В. Соловьев – автор книг о Бродском заявил: «Интерес к фильму, который многие, видевшие его, считают уникальным, связан с тем, что Сергей Довлатов не только культовая, но и китчевая фигура, потому что он самый популярный из современных русских прозаиков и в России, и за ее пределами, в частности, и в Америке тоже среди русскоязычных читателей». Что за звание такое – «самый популярный писатель»? По тиражам и гонорарам, например, популярнее Дарьи Донцовой никого нет. По присутствию на телеэкранах, площадях и эстрадах нет никого популярнее Дмитрия Быкова. Например, в Театре эстрады пошел его новый проект с актером Михаилом Ефремовым «Гражданин хороший». Билеты от 2000 рублей и выше – они бичуют пороки капитализма, бездуховность нуворишей перед публикой, которая буржуазной контрреволюцией и порождена.
Но Соловьев продолжает: «С Сергеем мы встречались регулярно, ежевечерне. Мы рядом жили в Питере и здесь в Америке тоже оказались соседями, жили в Квинсе, в Форест-хиллс. Каждый вечер мы отправлялись на 108-ю стрит (это главная эмигрантская магистраль Квинса) в магазин «Моня и Миша», покупали номер «Нового русского слова», а после этого шли или ко мне или к нему, чаще к нему, потому что он жил ближе. Говорили о жизни, о литературе, сплетничали. Эти ежевечерние общения и послужили своеобразным толчком к написанию очерка о нем.
Однажды мы гуляли вместе и я вспомнил слово, которое ввели в литературный обиход акмеисты – ясность. Это очень важное качество. Я никого не знаю более близкого, чем Сережа Довлатов к основоположнику русской литературы Александру Сергеевичу Пушкину».
Ну вот, мы и дошли от «Пушкин и Бродский» до «Пушкин и Довлатов». Умеют, нечего сказать…
«Сережа относился к литературе как к храму. Весь ужас своей жизни он в литературу не вложил. А жизнь была ужасна. Литературная судьба не сложилась у него в России, в Ленинграде. Он бежал из Ленинграда в Таллин, надеясь, что туда не дойдут длинные руки КГБ. Но длинные руки КГБ оказались длиннее ног беглеца. Там тоже запороли две его книги. Тогда ему ничего не оставалось, как эмигрировать в Америку», – заключает Соловьев.

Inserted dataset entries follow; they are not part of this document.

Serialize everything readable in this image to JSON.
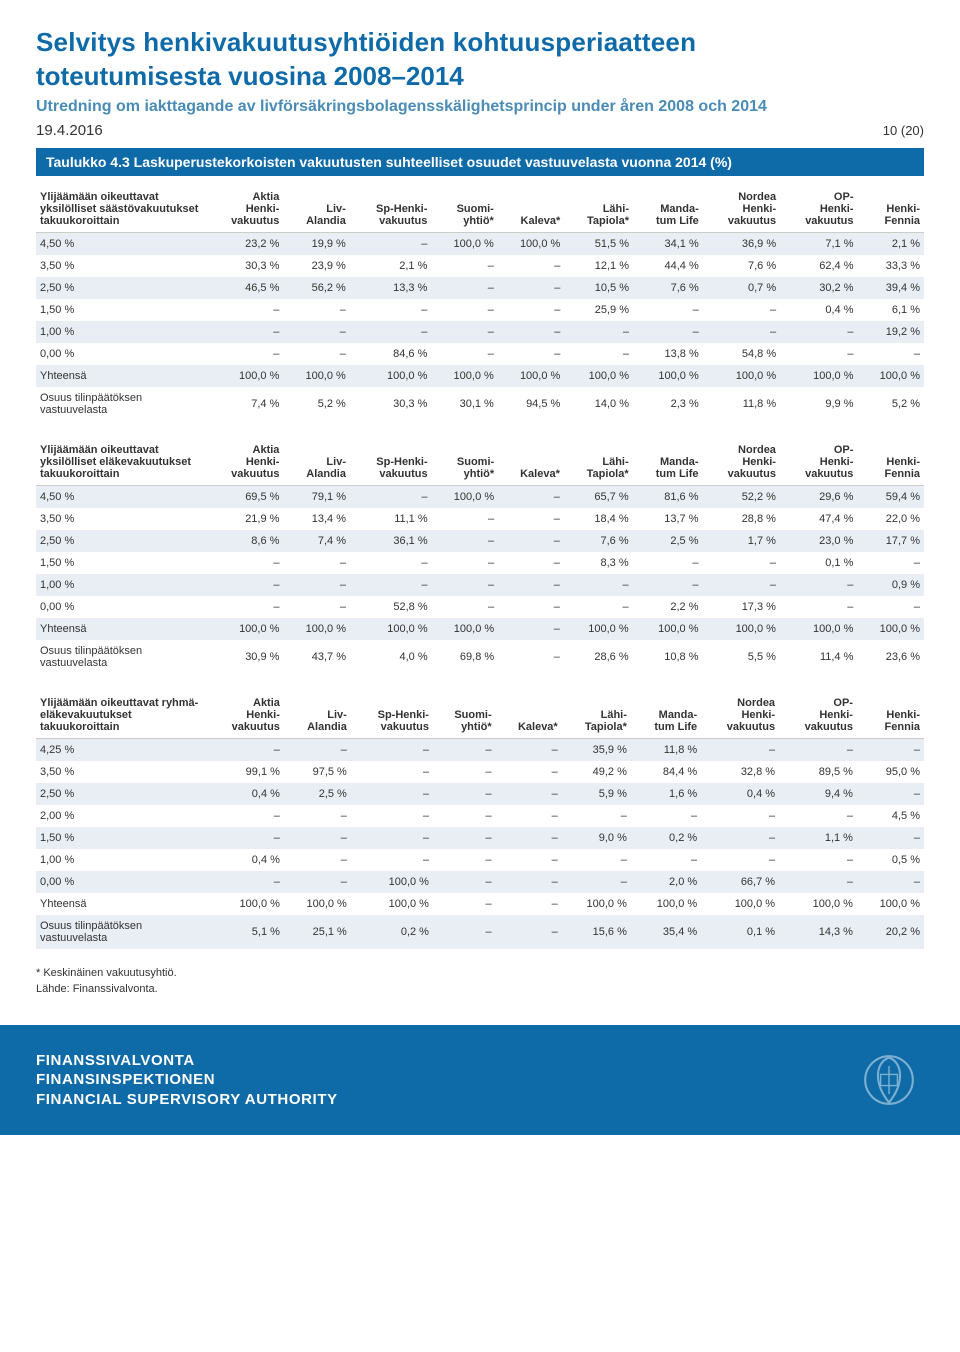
{
  "header": {
    "title_line1": "Selvitys henkivakuutusyhtiöiden kohtuusperiaatteen",
    "title_line2": "toteutumisesta vuosina 2008–2014",
    "subtitle": "Utredning om iakttagande av livförsäkringsbolagensskälighetsprincip under åren 2008 och 2014",
    "date": "19.4.2016",
    "page_count": "10 (20)"
  },
  "tab_header": "Taulukko 4.3 Laskuperustekorkoisten vakuutusten suhteelliset osuudet vastuuvelasta vuonna 2014 (%)",
  "col_headers": [
    "Aktia Henki-vakuutus",
    "Liv-Alandia",
    "Sp-Henki-vakuutus",
    "Suomi-yhtiö*",
    "Kaleva*",
    "Lähi-Tapiola*",
    "Manda-tum Life",
    "Nordea Henki-vakuutus",
    "OP-Henki-vakuutus",
    "Henki-Fennia"
  ],
  "tables": [
    {
      "row_header": "Ylijäämään oikeuttavat yksilölliset säästövakuutukset takuukoroittain",
      "rows": [
        {
          "label": "4,50 %",
          "cells": [
            "23,2 %",
            "19,9 %",
            "–",
            "100,0 %",
            "100,0 %",
            "51,5 %",
            "34,1 %",
            "36,9 %",
            "7,1 %",
            "2,1 %"
          ],
          "band": true
        },
        {
          "label": "3,50 %",
          "cells": [
            "30,3 %",
            "23,9 %",
            "2,1 %",
            "–",
            "–",
            "12,1 %",
            "44,4 %",
            "7,6 %",
            "62,4 %",
            "33,3 %"
          ],
          "band": false
        },
        {
          "label": "2,50 %",
          "cells": [
            "46,5 %",
            "56,2 %",
            "13,3 %",
            "–",
            "–",
            "10,5 %",
            "7,6 %",
            "0,7 %",
            "30,2 %",
            "39,4 %"
          ],
          "band": true
        },
        {
          "label": "1,50 %",
          "cells": [
            "–",
            "–",
            "–",
            "–",
            "–",
            "25,9 %",
            "–",
            "–",
            "0,4 %",
            "6,1 %"
          ],
          "band": false
        },
        {
          "label": "1,00 %",
          "cells": [
            "–",
            "–",
            "–",
            "–",
            "–",
            "–",
            "–",
            "–",
            "–",
            "19,2 %"
          ],
          "band": true
        },
        {
          "label": "0,00 %",
          "cells": [
            "–",
            "–",
            "84,6 %",
            "–",
            "–",
            "–",
            "13,8 %",
            "54,8 %",
            "–",
            "–"
          ],
          "band": false
        },
        {
          "label": "Yhteensä",
          "cells": [
            "100,0 %",
            "100,0 %",
            "100,0 %",
            "100,0 %",
            "100,0 %",
            "100,0 %",
            "100,0 %",
            "100,0 %",
            "100,0 %",
            "100,0 %"
          ],
          "band": true
        },
        {
          "label": "Osuus tilinpäätöksen vastuuvelasta",
          "cells": [
            "7,4 %",
            "5,2 %",
            "30,3 %",
            "30,1 %",
            "94,5 %",
            "14,0 %",
            "2,3 %",
            "11,8 %",
            "9,9 %",
            "5,2 %"
          ],
          "band": false
        }
      ]
    },
    {
      "row_header": "Ylijäämään oikeuttavat yksilölliset eläkevakuutukset takuukoroittain",
      "rows": [
        {
          "label": "4,50 %",
          "cells": [
            "69,5 %",
            "79,1 %",
            "–",
            "100,0 %",
            "–",
            "65,7 %",
            "81,6 %",
            "52,2 %",
            "29,6 %",
            "59,4 %"
          ],
          "band": true
        },
        {
          "label": "3,50 %",
          "cells": [
            "21,9 %",
            "13,4 %",
            "11,1 %",
            "–",
            "–",
            "18,4 %",
            "13,7 %",
            "28,8 %",
            "47,4 %",
            "22,0 %"
          ],
          "band": false
        },
        {
          "label": "2,50 %",
          "cells": [
            "8,6 %",
            "7,4 %",
            "36,1 %",
            "–",
            "–",
            "7,6 %",
            "2,5 %",
            "1,7 %",
            "23,0 %",
            "17,7 %"
          ],
          "band": true
        },
        {
          "label": "1,50 %",
          "cells": [
            "–",
            "–",
            "–",
            "–",
            "–",
            "8,3 %",
            "–",
            "–",
            "0,1 %",
            "–"
          ],
          "band": false
        },
        {
          "label": "1,00 %",
          "cells": [
            "–",
            "–",
            "–",
            "–",
            "–",
            "–",
            "–",
            "–",
            "–",
            "0,9 %"
          ],
          "band": true
        },
        {
          "label": "0,00 %",
          "cells": [
            "–",
            "–",
            "52,8 %",
            "–",
            "–",
            "–",
            "2,2 %",
            "17,3 %",
            "–",
            "–"
          ],
          "band": false
        },
        {
          "label": "Yhteensä",
          "cells": [
            "100,0 %",
            "100,0 %",
            "100,0 %",
            "100,0 %",
            "–",
            "100,0 %",
            "100,0 %",
            "100,0 %",
            "100,0 %",
            "100,0 %"
          ],
          "band": true
        },
        {
          "label": "Osuus tilinpäätöksen vastuuvelasta",
          "cells": [
            "30,9 %",
            "43,7 %",
            "4,0 %",
            "69,8 %",
            "–",
            "28,6 %",
            "10,8 %",
            "5,5 %",
            "11,4 %",
            "23,6 %"
          ],
          "band": false
        }
      ]
    },
    {
      "row_header": "Ylijäämään oikeuttavat ryhmä- eläkevakuutukset takuukoroittain",
      "rows": [
        {
          "label": "4,25 %",
          "cells": [
            "–",
            "–",
            "–",
            "–",
            "–",
            "35,9 %",
            "11,8 %",
            "–",
            "–",
            "–"
          ],
          "band": true
        },
        {
          "label": "3,50 %",
          "cells": [
            "99,1 %",
            "97,5 %",
            "–",
            "–",
            "–",
            "49,2 %",
            "84,4 %",
            "32,8 %",
            "89,5 %",
            "95,0 %"
          ],
          "band": false
        },
        {
          "label": "2,50 %",
          "cells": [
            "0,4 %",
            "2,5 %",
            "–",
            "–",
            "–",
            "5,9 %",
            "1,6 %",
            "0,4 %",
            "9,4 %",
            "–"
          ],
          "band": true
        },
        {
          "label": "2,00 %",
          "cells": [
            "–",
            "–",
            "–",
            "–",
            "–",
            "–",
            "–",
            "–",
            "–",
            "4,5 %"
          ],
          "band": false
        },
        {
          "label": "1,50 %",
          "cells": [
            "–",
            "–",
            "–",
            "–",
            "–",
            "9,0 %",
            "0,2 %",
            "–",
            "1,1 %",
            "–"
          ],
          "band": true
        },
        {
          "label": "1,00 %",
          "cells": [
            "0,4 %",
            "–",
            "–",
            "–",
            "–",
            "–",
            "–",
            "–",
            "–",
            "0,5 %"
          ],
          "band": false
        },
        {
          "label": "0,00 %",
          "cells": [
            "–",
            "–",
            "100,0 %",
            "–",
            "–",
            "–",
            "2,0 %",
            "66,7 %",
            "–",
            "–"
          ],
          "band": true
        },
        {
          "label": "Yhteensä",
          "cells": [
            "100,0 %",
            "100,0 %",
            "100,0 %",
            "–",
            "–",
            "100,0 %",
            "100,0 %",
            "100,0 %",
            "100,0 %",
            "100,0 %"
          ],
          "band": false
        },
        {
          "label": "Osuus tilinpäätöksen vastuuvelasta",
          "cells": [
            "5,1 %",
            "25,1 %",
            "0,2 %",
            "–",
            "–",
            "15,6 %",
            "35,4 %",
            "0,1 %",
            "14,3 %",
            "20,2 %"
          ],
          "band": true
        }
      ]
    }
  ],
  "footnote1": "* Keskinäinen vakuutusyhtiö.",
  "footnote2": "Lähde: Finanssivalvonta.",
  "footer": {
    "line1": "FINANSSIVALVONTA",
    "line2": "FINANSINSPEKTIONEN",
    "line3": "FINANCIAL SUPERVISORY AUTHORITY"
  },
  "colors": {
    "brand_blue": "#0f6aa8",
    "light_blue": "#4a8cb5",
    "band": "#e8eef4",
    "text": "#333333"
  }
}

Ну, коль скоро всплыл в биографической канве Таллинн, завершим главу воспоминанием об этом периоде жизни в СССР. Елена Скульская – поэтесса и журналистка из Таллина, дочка советского писателя, уроженца гоголевского и местечкового Миргорода, военного корреспондента и прозаика-мариниста. Помню, она приходила в редакцию «Литературной газеты» и я откровенно любовался в буфете этой породистой рыжей еврейкой, шапочно познакомился с ней, понял, что блондины ей – не нравятся. Потом прочитал ее стихи, они были типично… эстонские – с верлибрами, надуманными образами, в общем, не похожими на свою интересную хозяйку. Теперь Елена Григорьевна все больше дает интервью и вспоминает о знакомствах с московскими поэтами да о совместной работе в газете «Советская Эстония» с Сергеем Довлатовым. Вот отрывки из подобного интервью, которые характеризуют Довлатова как циника, конформиста и, мягко говоря, странного человека.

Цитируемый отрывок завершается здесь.